Smoking: the younger you quit, the better the heart recovers
Smokers, especially those who start young, are three times more likely to die prematurely from cardiovascular disease.
Fortunately, the researchers note that the long-term benefits of quitting are significant in this area: cardiovascular risk disappears completely if you quit at 30 and almost completely if you quit at 40.
It is a fact that smoking is one of the leading causes of disease and is the leading cause of preventable death. On average, one in two regular smokers dies from the consequences of smoking. In addition to cancer (one in three cancers is caused by smoking), active smoking can also be the cause of cardiovascular disease: smoking is a major risk factor for myocardial infarction (heart attack). "Stroke, lower extremity arteritis, aneurysms and hypertension are also related, in part, to tobacco smoke," the studies note.
A new study published in the Journal of the American Heart Association recalls that current smokers have almost three times the risk of premature death from cardiovascular disease compared to people who have never smoked, with the risk being higher in those who started smoking in the childhood. "The age at which a person starts smoking is an important factor that is often overlooked, and those who start smoking at an early age are at particularly high risk of dying prematurely from cardiovascular disease," explains Professor Blake Thomson, Prime Minister, study author and fellow at the George Institute for Global Health (England).

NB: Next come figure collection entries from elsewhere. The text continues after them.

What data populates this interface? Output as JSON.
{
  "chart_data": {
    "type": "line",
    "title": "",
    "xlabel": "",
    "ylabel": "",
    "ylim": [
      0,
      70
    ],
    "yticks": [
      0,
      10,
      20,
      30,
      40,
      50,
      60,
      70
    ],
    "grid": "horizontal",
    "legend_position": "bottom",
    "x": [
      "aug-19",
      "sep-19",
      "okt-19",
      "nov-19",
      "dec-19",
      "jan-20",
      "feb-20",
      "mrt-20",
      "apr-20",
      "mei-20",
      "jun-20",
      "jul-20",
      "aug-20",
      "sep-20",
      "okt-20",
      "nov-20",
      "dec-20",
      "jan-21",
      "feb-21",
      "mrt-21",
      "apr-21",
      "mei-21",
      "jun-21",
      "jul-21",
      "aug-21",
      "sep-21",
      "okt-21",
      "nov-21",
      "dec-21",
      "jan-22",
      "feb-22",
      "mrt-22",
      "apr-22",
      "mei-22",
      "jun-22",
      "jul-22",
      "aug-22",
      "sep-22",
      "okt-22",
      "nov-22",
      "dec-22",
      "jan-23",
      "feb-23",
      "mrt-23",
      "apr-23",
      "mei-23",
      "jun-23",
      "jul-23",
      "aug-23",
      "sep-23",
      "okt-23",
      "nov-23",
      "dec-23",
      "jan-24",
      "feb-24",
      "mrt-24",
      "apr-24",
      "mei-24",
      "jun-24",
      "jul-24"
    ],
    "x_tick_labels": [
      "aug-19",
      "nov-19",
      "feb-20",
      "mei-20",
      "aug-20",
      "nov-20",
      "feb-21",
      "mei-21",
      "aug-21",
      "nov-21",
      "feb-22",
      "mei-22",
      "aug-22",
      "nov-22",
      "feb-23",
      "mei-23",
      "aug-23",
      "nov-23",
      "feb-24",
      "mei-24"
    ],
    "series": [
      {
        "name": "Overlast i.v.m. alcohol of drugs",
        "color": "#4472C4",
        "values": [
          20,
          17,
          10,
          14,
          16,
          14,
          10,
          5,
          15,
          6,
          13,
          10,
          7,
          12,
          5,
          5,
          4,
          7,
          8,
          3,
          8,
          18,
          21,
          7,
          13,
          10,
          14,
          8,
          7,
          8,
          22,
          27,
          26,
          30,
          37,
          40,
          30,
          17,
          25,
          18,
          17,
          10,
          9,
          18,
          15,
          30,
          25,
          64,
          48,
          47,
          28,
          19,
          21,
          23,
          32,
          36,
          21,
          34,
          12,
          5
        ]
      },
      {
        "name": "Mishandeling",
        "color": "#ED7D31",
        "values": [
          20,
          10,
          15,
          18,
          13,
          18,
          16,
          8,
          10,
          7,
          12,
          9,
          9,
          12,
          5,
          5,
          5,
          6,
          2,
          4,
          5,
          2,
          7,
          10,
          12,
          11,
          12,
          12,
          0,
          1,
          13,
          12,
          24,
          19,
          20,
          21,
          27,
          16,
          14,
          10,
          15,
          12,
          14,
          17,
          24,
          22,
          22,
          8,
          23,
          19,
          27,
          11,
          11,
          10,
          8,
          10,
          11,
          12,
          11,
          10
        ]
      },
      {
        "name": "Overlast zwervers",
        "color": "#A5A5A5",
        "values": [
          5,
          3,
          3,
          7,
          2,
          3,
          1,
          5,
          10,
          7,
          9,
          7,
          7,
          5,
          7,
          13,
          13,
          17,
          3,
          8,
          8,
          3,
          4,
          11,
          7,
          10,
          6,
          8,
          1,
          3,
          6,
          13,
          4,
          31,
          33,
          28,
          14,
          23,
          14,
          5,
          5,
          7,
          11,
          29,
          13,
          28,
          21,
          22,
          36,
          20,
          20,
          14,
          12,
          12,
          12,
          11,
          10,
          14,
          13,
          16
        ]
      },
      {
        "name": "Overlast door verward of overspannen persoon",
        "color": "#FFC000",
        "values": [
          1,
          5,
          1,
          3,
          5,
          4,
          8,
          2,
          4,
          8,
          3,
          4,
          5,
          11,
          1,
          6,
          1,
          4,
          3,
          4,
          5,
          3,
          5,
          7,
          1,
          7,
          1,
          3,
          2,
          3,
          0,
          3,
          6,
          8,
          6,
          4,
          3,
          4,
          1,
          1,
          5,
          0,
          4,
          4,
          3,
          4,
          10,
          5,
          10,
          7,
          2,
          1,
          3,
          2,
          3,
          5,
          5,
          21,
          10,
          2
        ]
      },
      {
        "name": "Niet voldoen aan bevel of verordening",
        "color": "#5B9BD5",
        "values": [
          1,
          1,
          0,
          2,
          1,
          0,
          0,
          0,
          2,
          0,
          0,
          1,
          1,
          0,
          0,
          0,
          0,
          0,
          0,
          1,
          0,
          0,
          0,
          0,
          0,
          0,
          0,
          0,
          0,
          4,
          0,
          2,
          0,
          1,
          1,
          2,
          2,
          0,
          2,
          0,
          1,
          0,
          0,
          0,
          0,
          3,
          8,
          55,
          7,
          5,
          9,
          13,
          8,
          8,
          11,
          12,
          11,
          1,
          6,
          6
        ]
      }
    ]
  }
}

A risk reduced by 90% in those who quit smoking before age 40
He adds, "However, quitting smoking can significantly reduce this risk, especially for people who quit at an earlier age. Getting people to quit smoking remains one of the worlds top health priorities. Using data Collected between 1997 and 2014 from the annual US National Health Survey, the researchers examined the medical history and lifestyle habits of smokers and nonsmokers. The study included 390,929 adults, ages 25 to 74 ( mean age 47), occasional smokers were excluded and current smokers were grouped according to the age at which they started smoking.
In this group of participants, 58% were non-smokers, 23% ex-smokers and 19% current smokers, of which 2% had started before age 10 and 19% between 10 and 14 years. During the follow-up period, 4,479 people died before age 75 from heart disease or stroke.
After adjusting for potential confounding variables, such as age, alcohol use, and education, the researchers found that those who quit smoking at age 40 reduced their excess risk of premature death from cardiovascular disease by about 90%. The results also show that quitting smoking at any age has benefits and that the earlier you quit, the better.